You must create a namespace and a service account in your Kubernetes cluster to run the jobs submitted during pipeline execution.

  1. Create a manifest that includes the following configuration at minimum:

    ---
    apiVersion: v1
    kind: Namespace
    metadata:
    name: fusion-demo
    ---
    apiVersion: v1
    kind: ServiceAccount
    metadata:
    namespace: fusion-demo
    name: fusion-sa
    annotations:
    eks.amazonaws.com/role-arn: "arn:aws:iam::<YOUR ACCOUNT ID>:role/fusion-demo-role"
    ---
    apiVersion: rbac.authorization.k8s.io/v1
    kind: Role
    metadata:
    namespace: fusion-demo
    name: fusion-role
    rules:
    - apiGroups: [""]
    resources: ["pods", "pods/status", "pods/log", "pods/exec"]
    verbs: ["get", "list", "watch", "create", "delete"]
    ---
    apiVersion: rbac.authorization.k8s.io/v1
    kind: RoleBinding
    metadata:
    namespace: fusion-demo
    name: fusion-rolebind
    roleRef:
    apiGroup: rbac.authorization.k8s.io
    kind: Role
    name: fusion-role
    subjects:
    - kind: ServiceAccount
    name: fusion-sa
  2. The AWS IAM role must provide read-write permission to the S3 bucket used as the pipeline work directory:

    {
    "Version": "2012-10-17",
    "Statement": [
    {
    "Effect": "Allow",
    "Action": ["s3:ListBucket"],
    "Resource": ["arn:aws:s3:::<YOUR-BUCKET>"]
    },
    {
    "Action": [
    "s3:GetObject",
    "s3:PutObject",
    "s3:PutObjectTagging",
    "s3:DeleteObject"
    ],
    "Resource": ["arn:aws:s3:::<YOUR-BUCKET>/*"],
    "Effect": "Allow"
    }
    ]
    }

    Replace <YOUR-BUCKET> with a bucket name of your choice.

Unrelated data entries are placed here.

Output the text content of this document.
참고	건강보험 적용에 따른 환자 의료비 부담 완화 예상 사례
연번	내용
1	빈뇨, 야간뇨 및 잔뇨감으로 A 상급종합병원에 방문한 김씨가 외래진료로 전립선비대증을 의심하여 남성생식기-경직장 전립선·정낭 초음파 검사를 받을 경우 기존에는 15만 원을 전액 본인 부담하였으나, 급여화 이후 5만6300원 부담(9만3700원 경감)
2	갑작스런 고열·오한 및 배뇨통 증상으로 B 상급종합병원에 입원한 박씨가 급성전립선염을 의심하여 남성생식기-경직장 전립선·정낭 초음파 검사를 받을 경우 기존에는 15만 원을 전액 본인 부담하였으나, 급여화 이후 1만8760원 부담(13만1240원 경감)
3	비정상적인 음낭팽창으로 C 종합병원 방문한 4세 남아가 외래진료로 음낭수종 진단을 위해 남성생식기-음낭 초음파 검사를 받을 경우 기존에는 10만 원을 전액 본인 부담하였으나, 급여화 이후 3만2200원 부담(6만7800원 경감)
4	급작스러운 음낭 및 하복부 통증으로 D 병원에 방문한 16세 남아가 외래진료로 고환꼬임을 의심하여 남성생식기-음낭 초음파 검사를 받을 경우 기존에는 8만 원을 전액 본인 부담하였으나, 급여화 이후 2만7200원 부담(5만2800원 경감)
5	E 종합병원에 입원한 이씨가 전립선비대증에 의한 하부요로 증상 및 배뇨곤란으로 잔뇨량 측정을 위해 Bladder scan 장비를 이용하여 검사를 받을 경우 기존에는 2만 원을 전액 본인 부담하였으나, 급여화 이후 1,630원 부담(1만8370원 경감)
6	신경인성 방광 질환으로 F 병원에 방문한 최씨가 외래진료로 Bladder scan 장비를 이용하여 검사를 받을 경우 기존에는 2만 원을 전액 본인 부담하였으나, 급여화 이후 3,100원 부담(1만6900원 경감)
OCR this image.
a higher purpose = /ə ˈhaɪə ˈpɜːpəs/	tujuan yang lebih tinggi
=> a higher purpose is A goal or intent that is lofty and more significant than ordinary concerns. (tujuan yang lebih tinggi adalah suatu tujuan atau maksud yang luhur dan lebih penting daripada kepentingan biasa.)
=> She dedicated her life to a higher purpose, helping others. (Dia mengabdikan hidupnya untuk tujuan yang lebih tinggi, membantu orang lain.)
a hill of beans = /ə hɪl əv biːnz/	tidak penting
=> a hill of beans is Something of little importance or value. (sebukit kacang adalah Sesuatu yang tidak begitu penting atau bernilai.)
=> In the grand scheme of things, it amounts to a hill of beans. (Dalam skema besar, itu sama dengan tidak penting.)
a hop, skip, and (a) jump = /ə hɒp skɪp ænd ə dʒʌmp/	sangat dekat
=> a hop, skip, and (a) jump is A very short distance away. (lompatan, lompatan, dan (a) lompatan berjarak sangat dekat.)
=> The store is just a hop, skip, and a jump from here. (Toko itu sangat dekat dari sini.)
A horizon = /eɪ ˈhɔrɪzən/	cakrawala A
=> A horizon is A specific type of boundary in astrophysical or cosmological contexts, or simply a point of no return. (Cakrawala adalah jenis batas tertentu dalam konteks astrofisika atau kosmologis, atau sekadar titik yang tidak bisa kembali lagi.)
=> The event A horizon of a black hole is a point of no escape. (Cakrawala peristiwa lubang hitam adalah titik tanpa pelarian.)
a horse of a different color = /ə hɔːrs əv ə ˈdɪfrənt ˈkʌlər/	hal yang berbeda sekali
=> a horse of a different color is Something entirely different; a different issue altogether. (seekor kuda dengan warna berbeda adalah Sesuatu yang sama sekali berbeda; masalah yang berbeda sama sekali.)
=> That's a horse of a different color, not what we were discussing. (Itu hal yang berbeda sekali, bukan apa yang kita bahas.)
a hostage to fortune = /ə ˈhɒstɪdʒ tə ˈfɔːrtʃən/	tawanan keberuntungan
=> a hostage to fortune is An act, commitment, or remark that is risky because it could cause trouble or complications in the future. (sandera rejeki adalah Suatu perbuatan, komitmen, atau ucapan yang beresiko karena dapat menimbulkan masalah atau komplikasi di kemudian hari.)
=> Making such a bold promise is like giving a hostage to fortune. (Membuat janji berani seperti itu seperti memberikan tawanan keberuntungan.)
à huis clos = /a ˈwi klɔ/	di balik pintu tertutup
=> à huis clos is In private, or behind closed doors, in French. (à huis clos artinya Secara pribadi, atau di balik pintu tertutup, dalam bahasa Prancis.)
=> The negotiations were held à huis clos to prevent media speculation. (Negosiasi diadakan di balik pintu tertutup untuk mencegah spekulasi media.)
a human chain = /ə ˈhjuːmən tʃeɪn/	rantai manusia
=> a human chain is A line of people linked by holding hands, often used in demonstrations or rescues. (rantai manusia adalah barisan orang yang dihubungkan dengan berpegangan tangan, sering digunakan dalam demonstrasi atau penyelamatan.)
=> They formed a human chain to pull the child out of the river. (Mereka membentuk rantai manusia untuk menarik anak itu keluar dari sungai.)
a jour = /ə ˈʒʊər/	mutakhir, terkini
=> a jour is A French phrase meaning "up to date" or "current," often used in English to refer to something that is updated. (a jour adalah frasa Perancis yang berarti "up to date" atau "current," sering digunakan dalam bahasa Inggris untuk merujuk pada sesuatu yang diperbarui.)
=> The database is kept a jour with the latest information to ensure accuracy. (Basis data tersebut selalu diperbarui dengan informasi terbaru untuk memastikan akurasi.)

  3. The role must define a trust relationship similar to this:

    {
    "Version": "2012-10-17",
    "Statement": [
    {
    "Effect": "Allow",
    "Principal": {
    "Federated": "arn:aws:iam::<YOUR ACCOUNT ID>:oidc-provider/oidc.eks.<YOUR REGION>.amazonaws.com/id/<YOUR CLUSTER ID>"
    },
    "Action": "sts:AssumeRoleWithWebIdentity",
    "Condition": {
    "StringEquals": {
    "oidc.eks.eu-west-2.amazonaws.com/id/<YOUR CLUSTER ID>:aud": "sts.amazonaws.com",
    "oidc.eks.eu-west-2.amazonaws.com/id/<YOUR CLUSTER ID>:sub": "system:serviceaccount:fusion-demo:fusion-sa"
    }
    }
    }
    ]
    }

Nextflow configuration

  1. Add the following to your nextflow.conf file:

    wave.enabled = true
    fusion.enabled = true
    process.executor = 'k8s'
    k8s.context = '<YOUR K8S CLUSTER CONTEXT>'
    k8s.namespace = 'fusion-demo'
    k8s.serviceAccount = 'fusion-sa'

    Replace <YOUR K8S CLUSTER CONTEXT> with the Kubernetes context in your Kubernetes config.

  2. Run the pipeline with the usual run command:

    nextflow run <YOUR PIPELINE SCRIPT> -w s3://<YOUR-BUCKET>/work

    Replace <YOUR PIPELINE SCRIPT> with your pipeline Git repository URI and <YOUR-BUCKET> with your S3 bucket.